The de-facto standard repository for Lua libraries is the LuaRocks repository. However the issue with this repository is that it is a collection of libraries with no particular purpose. Also, none of the libraries are optimized for or guaranteed to work with Ravi.
To make the use of Ravi more pleasant for users, I created the Suravi project. The goal of this project is to create a small set of curated libraries for Ravi, that are also tested and potentially optimized to work with Ravi. The project also aims to create a standard set of documentation.
A Debugger for Ravi in Visual Studio Code
In my experience lack of a debugger makes it much harder to write correct programs. Therefore creating a debugger for Ravi was one of the first priorities. A Visual Studio Code debug adapter for Ravi was created in 2016, and contains basic functionality for debugging Ravi/Lua scripts.
What’s next for Ravi?
I never got to use Ravi for the original use case it was created for, as I had to cancel the project. Nevertheless working on Ravi has been rewarding and I plan to continue making enhancements. Given that the work is done in my free time, progress is inevitably very slow.

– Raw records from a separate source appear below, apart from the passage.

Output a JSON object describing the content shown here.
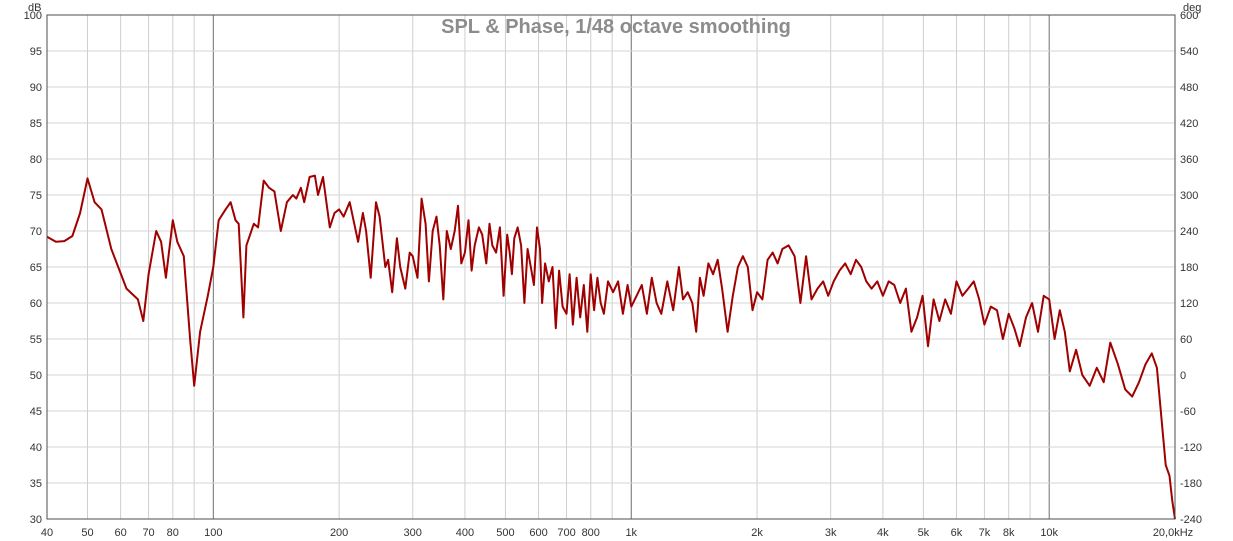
{
  "chart_data": {
    "type": "line",
    "title": "SPL & Phase, 1/48 octave smoothing",
    "y_unit_left": "dB",
    "y_unit_right": "deg",
    "x_scale": "log",
    "xlim": [
      40,
      20000
    ],
    "ylim_left": [
      30,
      100
    ],
    "ylim_right": [
      -240,
      600
    ],
    "grid": true,
    "line_color": "#a00000",
    "x_tick_labels": [
      {
        "value": 40,
        "label": "40"
      },
      {
        "value": 50,
        "label": "50"
      },
      {
        "value": 60,
        "label": "60"
      },
      {
        "value": 70,
        "label": "70"
      },
      {
        "value": 80,
        "label": "80"
      },
      {
        "value": 100,
        "label": "100"
      },
      {
        "value": 200,
        "label": "200"
      },
      {
        "value": 300,
        "label": "300"
      },
      {
        "value": 400,
        "label": "400"
      },
      {
        "value": 500,
        "label": "500"
      },
      {
        "value": 600,
        "label": "600"
      },
      {
        "value": 700,
        "label": "700"
      },
      {
        "value": 800,
        "label": "800"
      },
      {
        "value": 1000,
        "label": "1k"
      },
      {
        "value": 2000,
        "label": "2k"
      },
      {
        "value": 3000,
        "label": "3k"
      },
      {
        "value": 4000,
        "label": "4k"
      },
      {
        "value": 5000,
        "label": "5k"
      },
      {
        "value": 6000,
        "label": "6k"
      },
      {
        "value": 7000,
        "label": "7k"
      },
      {
        "value": 8000,
        "label": "8k"
      },
      {
        "value": 10000,
        "label": "10k"
      },
      {
        "value": 20000,
        "label": "20,0kHz"
      }
    ],
    "y_left_ticks": [
      100,
      95,
      90,
      85,
      80,
      75,
      70,
      65,
      60,
      55,
      50,
      45,
      40,
      35,
      30
    ],
    "y_right_ticks": [
      600,
      540,
      480,
      420,
      360,
      300,
      240,
      180,
      120,
      60,
      0,
      -60,
      -120,
      -180,
      -240
    ],
    "series": [
      {
        "values_unit": "dB",
        "points": [
          [
            40,
            69.2
          ],
          [
            42,
            68.5
          ],
          [
            44,
            68.6
          ],
          [
            46,
            69.3
          ],
          [
            48,
            72.5
          ],
          [
            50,
            77.3
          ],
          [
            52,
            74.0
          ],
          [
            54,
            73.0
          ],
          [
            57,
            67.5
          ],
          [
            62,
            62.0
          ],
          [
            66,
            60.5
          ],
          [
            68,
            57.5
          ],
          [
            70,
            64.0
          ],
          [
            73,
            70.0
          ],
          [
            75,
            68.5
          ],
          [
            77,
            63.5
          ],
          [
            80,
            71.5
          ],
          [
            82,
            68.5
          ],
          [
            85,
            66.5
          ],
          [
            88,
            55.0
          ],
          [
            90,
            48.5
          ],
          [
            93,
            56.0
          ],
          [
            97,
            61.0
          ],
          [
            100,
            65.0
          ],
          [
            103,
            71.5
          ],
          [
            107,
            73.0
          ],
          [
            110,
            74.0
          ],
          [
            113,
            71.5
          ],
          [
            115,
            71.0
          ],
          [
            118,
            58.0
          ],
          [
            120,
            68.0
          ],
          [
            125,
            71.0
          ],
          [
            128,
            70.5
          ],
          [
            132,
            77.0
          ],
          [
            136,
            76.0
          ],
          [
            140,
            75.5
          ],
          [
            145,
            70.0
          ],
          [
            150,
            74.0
          ],
          [
            155,
            75.0
          ],
          [
            158,
            74.5
          ],
          [
            162,
            76.0
          ],
          [
            165,
            74.0
          ],
          [
            170,
            77.5
          ],
          [
            175,
            77.7
          ],
          [
            178,
            75.0
          ],
          [
            183,
            77.5
          ],
          [
            190,
            70.5
          ],
          [
            195,
            72.5
          ],
          [
            200,
            73.0
          ],
          [
            205,
            72.0
          ],
          [
            212,
            74.0
          ],
          [
            222,
            68.5
          ],
          [
            228,
            72.5
          ],
          [
            232,
            70.0
          ],
          [
            238,
            63.5
          ],
          [
            245,
            74.0
          ],
          [
            250,
            72.0
          ],
          [
            258,
            65.0
          ],
          [
            262,
            66.0
          ],
          [
            268,
            61.5
          ],
          [
            275,
            69.0
          ],
          [
            280,
            65.0
          ],
          [
            288,
            62.0
          ],
          [
            295,
            67.0
          ],
          [
            300,
            66.5
          ],
          [
            308,
            63.5
          ],
          [
            315,
            74.5
          ],
          [
            322,
            71.0
          ],
          [
            328,
            63.0
          ],
          [
            335,
            70.0
          ],
          [
            342,
            72.0
          ],
          [
            348,
            68.0
          ],
          [
            355,
            60.5
          ],
          [
            362,
            70.0
          ],
          [
            370,
            67.5
          ],
          [
            378,
            70.0
          ],
          [
            385,
            73.5
          ],
          [
            392,
            65.5
          ],
          [
            400,
            67.0
          ],
          [
            408,
            71.5
          ],
          [
            415,
            64.5
          ],
          [
            422,
            68.0
          ],
          [
            432,
            70.5
          ],
          [
            440,
            69.5
          ],
          [
            450,
            65.5
          ],
          [
            458,
            71.0
          ],
          [
            465,
            68.0
          ],
          [
            475,
            67.0
          ],
          [
            485,
            70.5
          ],
          [
            495,
            61.0
          ],
          [
            505,
            69.5
          ],
          [
            512,
            67.0
          ],
          [
            518,
            64.0
          ],
          [
            525,
            69.0
          ],
          [
            535,
            70.5
          ],
          [
            545,
            68.0
          ],
          [
            555,
            60.0
          ],
          [
            565,
            67.5
          ],
          [
            575,
            65.0
          ],
          [
            585,
            62.5
          ],
          [
            595,
            70.5
          ],
          [
            605,
            67.5
          ],
          [
            612,
            60.0
          ],
          [
            622,
            65.5
          ],
          [
            635,
            63.0
          ],
          [
            648,
            65.0
          ],
          [
            660,
            56.5
          ],
          [
            672,
            64.5
          ],
          [
            685,
            59.5
          ],
          [
            700,
            58.5
          ],
          [
            712,
            64.0
          ],
          [
            725,
            57.0
          ],
          [
            740,
            63.5
          ],
          [
            755,
            58.0
          ],
          [
            770,
            62.5
          ],
          [
            785,
            56.0
          ],
          [
            800,
            64.0
          ],
          [
            815,
            59.0
          ],
          [
            830,
            63.5
          ],
          [
            845,
            60.0
          ],
          [
            860,
            58.5
          ],
          [
            880,
            63.0
          ],
          [
            905,
            61.5
          ],
          [
            930,
            63.0
          ],
          [
            955,
            58.5
          ],
          [
            980,
            62.5
          ],
          [
            1000,
            59.5
          ],
          [
            1030,
            61.0
          ],
          [
            1060,
            62.5
          ],
          [
            1090,
            58.5
          ],
          [
            1120,
            63.5
          ],
          [
            1150,
            60.0
          ],
          [
            1180,
            58.5
          ],
          [
            1220,
            63.0
          ],
          [
            1260,
            59.0
          ],
          [
            1300,
            65.0
          ],
          [
            1330,
            60.5
          ],
          [
            1365,
            61.5
          ],
          [
            1400,
            60.0
          ],
          [
            1430,
            56.0
          ],
          [
            1460,
            63.5
          ],
          [
            1490,
            61.0
          ],
          [
            1530,
            65.5
          ],
          [
            1570,
            64.0
          ],
          [
            1610,
            66.0
          ],
          [
            1650,
            62.0
          ],
          [
            1700,
            56.0
          ],
          [
            1750,
            61.0
          ],
          [
            1800,
            65.0
          ],
          [
            1850,
            66.5
          ],
          [
            1900,
            65.0
          ],
          [
            1950,
            59.0
          ],
          [
            2000,
            61.5
          ],
          [
            2060,
            60.5
          ],
          [
            2120,
            66.0
          ],
          [
            2180,
            67.0
          ],
          [
            2240,
            65.5
          ],
          [
            2300,
            67.5
          ],
          [
            2380,
            68.0
          ],
          [
            2460,
            66.5
          ],
          [
            2540,
            60.0
          ],
          [
            2620,
            66.5
          ],
          [
            2700,
            60.5
          ],
          [
            2790,
            62.0
          ],
          [
            2880,
            63.0
          ],
          [
            2960,
            61.0
          ],
          [
            3050,
            63.0
          ],
          [
            3150,
            64.5
          ],
          [
            3250,
            65.5
          ],
          [
            3350,
            64.0
          ],
          [
            3450,
            66.0
          ],
          [
            3550,
            65.0
          ],
          [
            3650,
            63.0
          ],
          [
            3760,
            62.0
          ],
          [
            3880,
            63.0
          ],
          [
            4000,
            61.0
          ],
          [
            4130,
            63.0
          ],
          [
            4260,
            62.5
          ],
          [
            4400,
            60.0
          ],
          [
            4540,
            62.0
          ],
          [
            4680,
            56.0
          ],
          [
            4830,
            58.0
          ],
          [
            4980,
            61.0
          ],
          [
            5130,
            54.0
          ],
          [
            5290,
            60.5
          ],
          [
            5460,
            57.5
          ],
          [
            5640,
            60.5
          ],
          [
            5820,
            58.5
          ],
          [
            6000,
            63.0
          ],
          [
            6200,
            61.0
          ],
          [
            6400,
            62.0
          ],
          [
            6600,
            63.0
          ],
          [
            6800,
            60.5
          ],
          [
            7000,
            57.0
          ],
          [
            7250,
            59.5
          ],
          [
            7500,
            59.0
          ],
          [
            7750,
            55.0
          ],
          [
            8000,
            58.5
          ],
          [
            8250,
            56.5
          ],
          [
            8500,
            54.0
          ],
          [
            8800,
            58.0
          ],
          [
            9100,
            60.0
          ],
          [
            9400,
            56.0
          ],
          [
            9700,
            61.0
          ],
          [
            10000,
            60.5
          ],
          [
            10300,
            55.0
          ],
          [
            10600,
            59.0
          ],
          [
            10900,
            56.0
          ],
          [
            11200,
            50.5
          ],
          [
            11600,
            53.5
          ],
          [
            12000,
            50.0
          ],
          [
            12500,
            48.5
          ],
          [
            13000,
            51.0
          ],
          [
            13500,
            49.0
          ],
          [
            14000,
            54.5
          ],
          [
            14600,
            51.5
          ],
          [
            15200,
            48.0
          ],
          [
            15800,
            47.0
          ],
          [
            16400,
            49.0
          ],
          [
            17000,
            51.5
          ],
          [
            17600,
            53.0
          ],
          [
            18100,
            51.0
          ],
          [
            18500,
            45.0
          ],
          [
            19000,
            37.5
          ],
          [
            19400,
            36.0
          ],
          [
            19700,
            32.5
          ],
          [
            20000,
            30.0
          ]
        ]
      }
    ]
  }
}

A key question is whether Ravi can maintain compatibility with Lua. The answer appears to be no; already there are features introduced by Lua 5.4 that are not supported in Ravi. The <const> and the <close> annotations are not supported in Ravi. Moreover, I think that the ‘defer’ statement is preferable to <close> and I provide patches for implementing the ‘defer’ statement in Lua 5.3 and Lua 5.4.
In the future it is likely that Ravi and Lua will diverge further. I would like to add a default library for creating classes, as well as an ability to embed a safe subset of C in Ravi. Moreover the new compiler framework no longer uses Lua bytecode design and it is likely all future enhancements will focus on utilizing this framework. Not having to maintain compatibility with newer Lua features means there is more freedom to evolve Ravi as a language to become an independent language in its own right, while still retaining the ability to run most Lua 5.3 compatible code.